Ma ripercorriamo tutte le tappe che hanno riportato il vecchio alleato al fianco dell’Avellino per questa nuova avventura di serie B, la diciassettesima in oltre un centenario di storia.

Era l’estate del 2009, quando la squadra, appena retrocessa in serie C, viene abbandonata dalla faglia Pugliese, vecchia proprietaria del club. La mattina del 10 luglio, presso la sala consiliare del Comune di Avellino, il prefetto Blasco, l'assessore alla cultura Salvatore Biazzo e il sindaco Giuseppe Galasso annunciano davanti a un folto gruppo di tifosi e giornalisti il fallimento di tutte le trattative da loro intavolate con oltre quindici imprenditori per l'acquisizione della società. L’Avellino è solo, solo con i propri tifosi e il logo US Avellino 1912 non c’è più. A questo punto non resta che ripartire dai dilettanti, dalla serie D. ll 10 agosto, tra le cinque cordate interessate all'iscrizione del nuovo Avellino alla serie D, la spunta quella capitanata dal biologo irpino Walter Taccone. La nuova società viene iscritta al girone I del campionato dilettanti con la denominazione Avellino Calcio.12. Parallelamente Massimo Pugliese richiede di iscrivere la vecchia Unione Sportiva Avellino al torneo di Terza Categoria, ma la richiesta viene respinta ed il logo pignorato.

Il nuovo corso biancoverde fa il suo esordio in Coppa Italia di Serie D e la formazione guidata dal trainer D’Arrigo affronta i beneventani della Forza e Coraggio. L’impatto con la categoria non è dei migliori e, dopo appena dodici giornate il tecnico viene rimpiazzato da Salvatore Marra, che porterà l’As Avellino fino alla finale playoff, persa contro il Vigor Lamezia.
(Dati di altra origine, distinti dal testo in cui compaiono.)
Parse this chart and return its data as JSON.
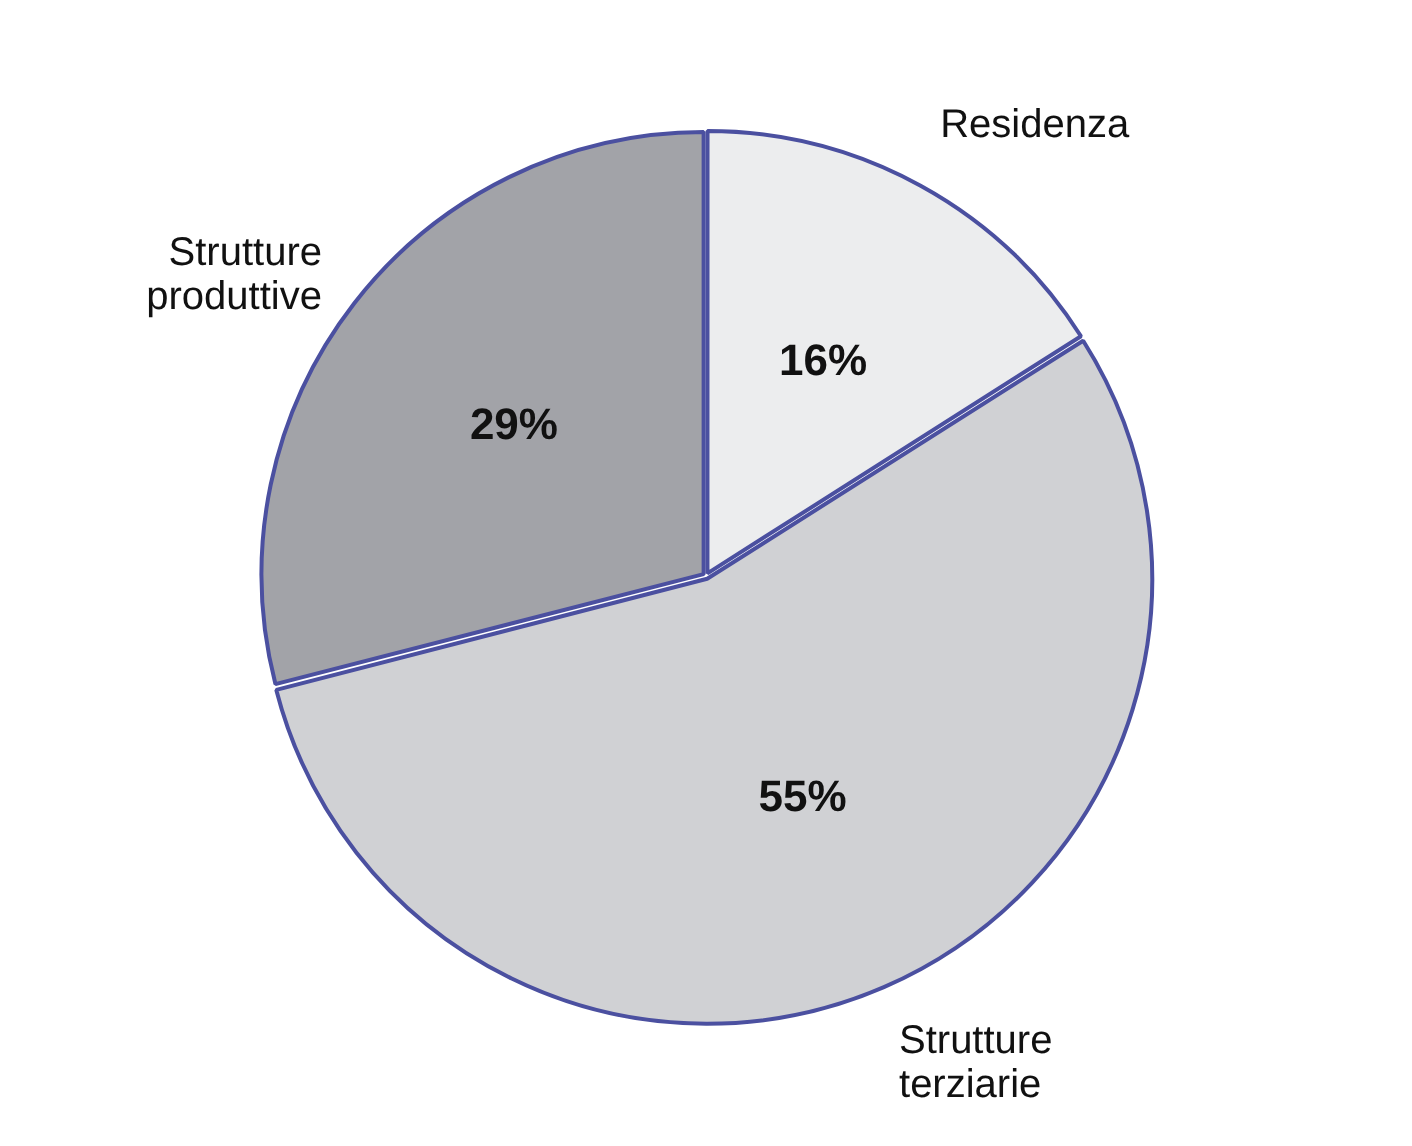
{
  "chart_data": {
    "type": "pie",
    "categories": [
      "Residenza",
      "Strutture terziarie",
      "Strutture produttive"
    ],
    "values": [
      16,
      55,
      29
    ],
    "value_labels": [
      "16%",
      "55%",
      "29%"
    ],
    "colors": [
      "#ecedee",
      "#d0d1d4",
      "#a2a3a8"
    ]
  }
}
In seguito grazie a due ripescaggi la truppa irpina riconquista la Serie C, ora chiamata Lega Pro, persa due anni prima. Prima la salvezza nel 2012, poi un campionato da vertice che spiana la strada al ritorno in cadetteria.

Il 21 marzo del 2013 si scrive un ulteriore capitolo della storia: presso il Tribunale di Avellino, va in scena l'ultima asta fallimentare utile a poter acquistare il logo e la denominazione dell'U.S. Avellino. Si presentano in quattro: l'A.S. Avellino, Mario Dell'Anno, Ciro Picone e Rocco Guerriero. Alla fine a spuntarla è il secondo, Mario Dell’Anno, che in seguito riuscirà grazie all’aiuto del direttivo della Curva Sud a riportare la vecchia denominazione sulla maglia dell’Avellino. E’ la fine dell’incubo e l’inizio di un nuovissimo capitolo di questa vicenda, che durerà almeno altri cinque anni.